The Church of Rome did not issue any formal prohibition of the free use of the Scriptures until the year 1229, when the Synod of Toulouse, alarmed by the spread of the Waldenses, thus expressed itself:
—"We prohibit, also, the permitting of the laity to have the books of the Old or New Testament, unless any one should wish, from a feeling of devotion, to have a Psalter or Breviary, for divine service, or the Hours of the Blessed Virgin. But we strictly forbid them to have the above-mentioned books in the vulgar tongue."
From that time until the Reformation, the Bible was, as much as the Church of Rome could make it, a sealed book. Of it, the clergy were partially, but the laity entirely, ignorant.
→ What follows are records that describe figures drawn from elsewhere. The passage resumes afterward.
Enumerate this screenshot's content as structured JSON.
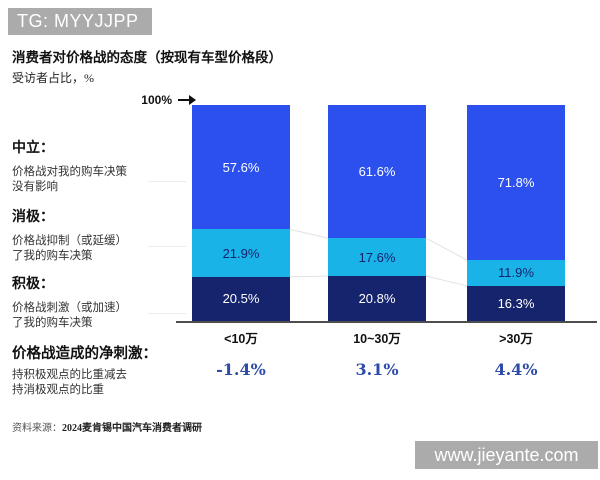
{
  "watermarks": {
    "top_tag": "TG: MYYJJPP",
    "bottom_url": "www.jieyante.com",
    "bar_color": "#ababab"
  },
  "header": {
    "title": "消费者对价格战的态度（按现有车型价格段）",
    "subtitle": "受访者占比，%"
  },
  "axis": {
    "top_label": "100%"
  },
  "legend_rows": [
    {
      "term": "中立：",
      "desc_line1": "价格战对我的购车决策",
      "desc_line2": "没有影响"
    },
    {
      "term": "消极：",
      "desc_line1": "价格战抑制（或延缓）",
      "desc_line2": "了我的购车决策"
    },
    {
      "term": "积极：",
      "desc_line1": "价格战刺激（或加速）",
      "desc_line2": "了我的购车决策"
    }
  ],
  "net_section": {
    "heading": "价格战造成的净刺激：",
    "desc_line1": "持积极观点的比重减去",
    "desc_line2": "持消极观点的比重",
    "values": [
      "-1.4%",
      "3.1%",
      "4.4%"
    ],
    "value_color": "#2d4ba8"
  },
  "footer": {
    "source_prefix": "资料来源：",
    "source_body": "2024麦肯锡中国汽车消费者调研"
  },
  "chart_data": {
    "type": "bar",
    "stacked": true,
    "stack_order": "top-to-bottom",
    "unit": "%",
    "title": "消费者对价格战的态度（按现有车型价格段）",
    "subtitle": "受访者占比，%",
    "categories": [
      "<10万",
      "10~30万",
      ">30万"
    ],
    "series": [
      {
        "name": "中立",
        "color": "#2b50ee",
        "label_color": "#ffffff",
        "values": [
          57.6,
          61.6,
          71.8
        ]
      },
      {
        "name": "消极",
        "color": "#1ab3e8",
        "label_color": "#16246e",
        "values": [
          21.9,
          17.6,
          11.9
        ]
      },
      {
        "name": "积极",
        "color": "#16246e",
        "label_color": "#ffffff",
        "values": [
          20.5,
          20.8,
          16.3
        ]
      }
    ],
    "net_stimulus": {
      "label": "价格战造成的净刺激",
      "values": [
        -1.4,
        3.1,
        4.4
      ]
    },
    "ylim": [
      0,
      100
    ],
    "value_labels": true,
    "grid": false,
    "legend_position": "left",
    "baseline_color": "#4d4d4d",
    "connector_color": "#e2e2e2"
  }
}
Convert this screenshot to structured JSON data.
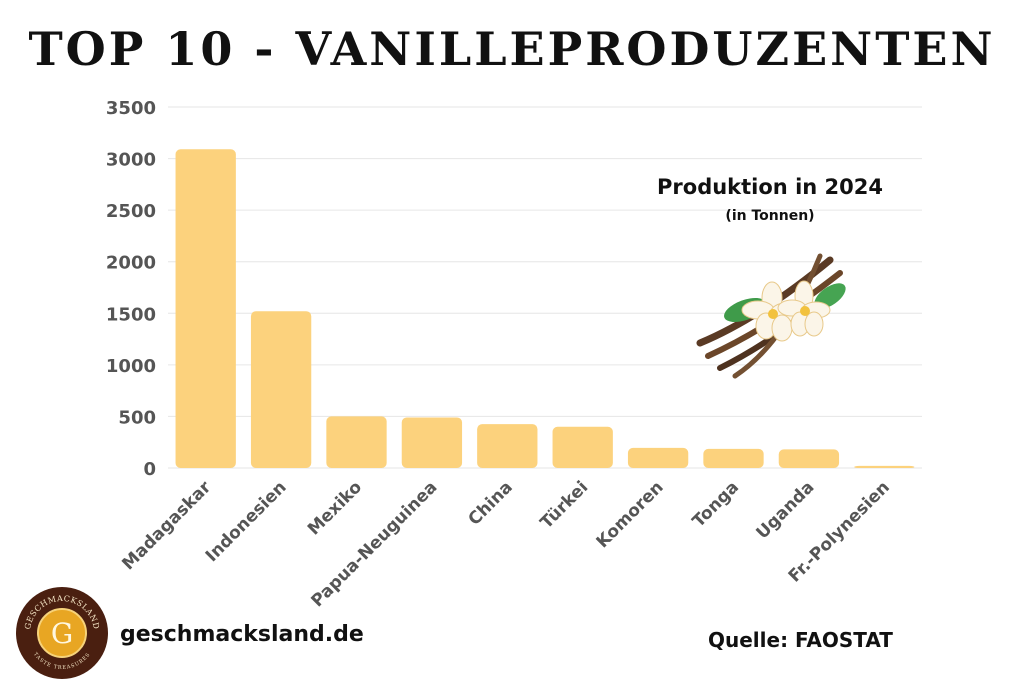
{
  "title": "TOP 10 - VANILLEPRODUZENTEN",
  "subtitle": "Produktion in 2024",
  "unit_note": "(in Tonnen)",
  "website": "geschmacksland.de",
  "source": "Quelle: FAOSTAT",
  "logo": {
    "text_top": "GESCHMACKSLAND",
    "text_bottom": "TASTE TREASURES",
    "letter": "G"
  },
  "colors": {
    "bar": "#fcd27d",
    "grid": "#e6e6e6",
    "tick_text": "#555555",
    "logo_ring": "#4a1f10",
    "logo_center": "#e8a623"
  },
  "illustration": "vanilla-pods-with-flowers",
  "chart_data": {
    "type": "bar",
    "categories": [
      "Madagaskar",
      "Indonesien",
      "Mexiko",
      "Papua-Neuguinea",
      "China",
      "Türkei",
      "Komoren",
      "Tonga",
      "Uganda",
      "Fr.-Polynesien"
    ],
    "values": [
      3090,
      1520,
      500,
      490,
      425,
      400,
      195,
      185,
      180,
      20
    ],
    "title": "TOP 10 - VANILLEPRODUZENTEN",
    "subtitle": "Produktion in 2024",
    "ylim": [
      0,
      3500
    ],
    "yticks": [
      0,
      500,
      1000,
      1500,
      2000,
      2500,
      3000,
      3500
    ],
    "grid": true,
    "legend": "none"
  }
}
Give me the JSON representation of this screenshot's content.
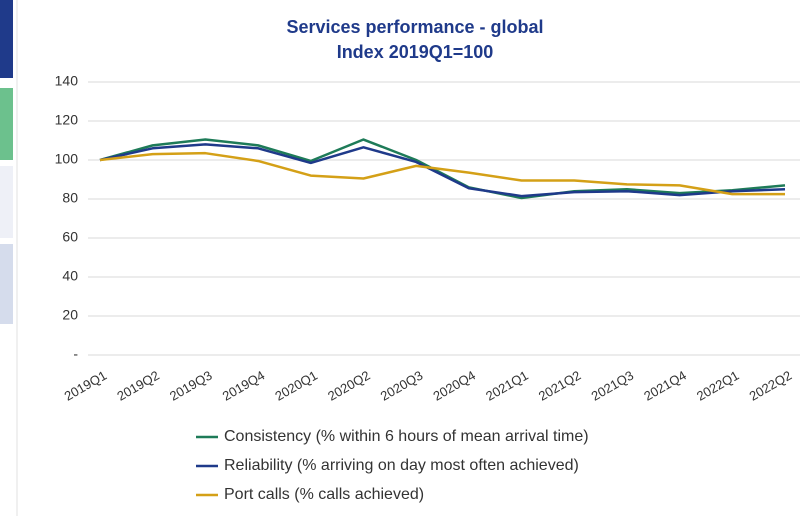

Had the Saviour been alive, would he not have spoken to the pope, and all his minions, as he did of old, when he said, "Woe unto you, lawyers! for ye have taken away the key of knowledge: ye enter not in yourselves, and them that were entering in, ye hindered." (Luke 4:52.)
Romanists, however, are found citing Scripture itself, in support of the decrees of the Council of Trent, in regard to the circulation of the Scriptures. 2 Peter 3:15, 16, is a passage which they are fond of quoting:
"Even as our beloved brother Paul, also, according to the wisdom given unto him, hath written unto you; as also, in all his epistles speaking in them of these things; in which are some things hard to be understood, which they that are unlearned and unstable, wrest, as they do also the other Scriptures, unto their own destruction."
But what does this passage prove? Certainly not what some would infer from it. Does Peter forbid the general reading of the Bible, because in it are difficulties, and from it some may derive only ruin? By no means. Because there are hidden rocks in the ocean, it does not, therefore, follow that no mariner should ever trim his bark, or set his sail for any purpose of merchandise or war. No!
Even these rocks serve some end of which man is ignorant—and their presence only calls forth the greater watchfulness on the part of the voyagers, that so he may avoid the terrors of a watery grave.
Does not Peter immediately add, "Ye therefore, beloved, seeing ye know these things before, beware lest ye also, being led away with the error of the wicked, fall from your own steadfastness. But grow in grace, and in the knowledge of our Lord and Saviour Jesus Christ."
The more dangerous his path across the deep, the more skilful the pilot, and the more accurate the chart that will be required—and so the more numerous the shoals and quicksands in the world, the more the believer needs to consult his Bible, and follow the guiding eye of the Spirit of God.
There are mysterious depths in Scripture which no human intellect can fathom, and dizzy heights which no human power can scale—yet so much is revealed to all as is needful to salvation; and when eternity dawneth upon the soul of the redeemed, a light so strong shall be thrown upon the darkest subjects that God's people shall clearly see what now is dim and indistinct.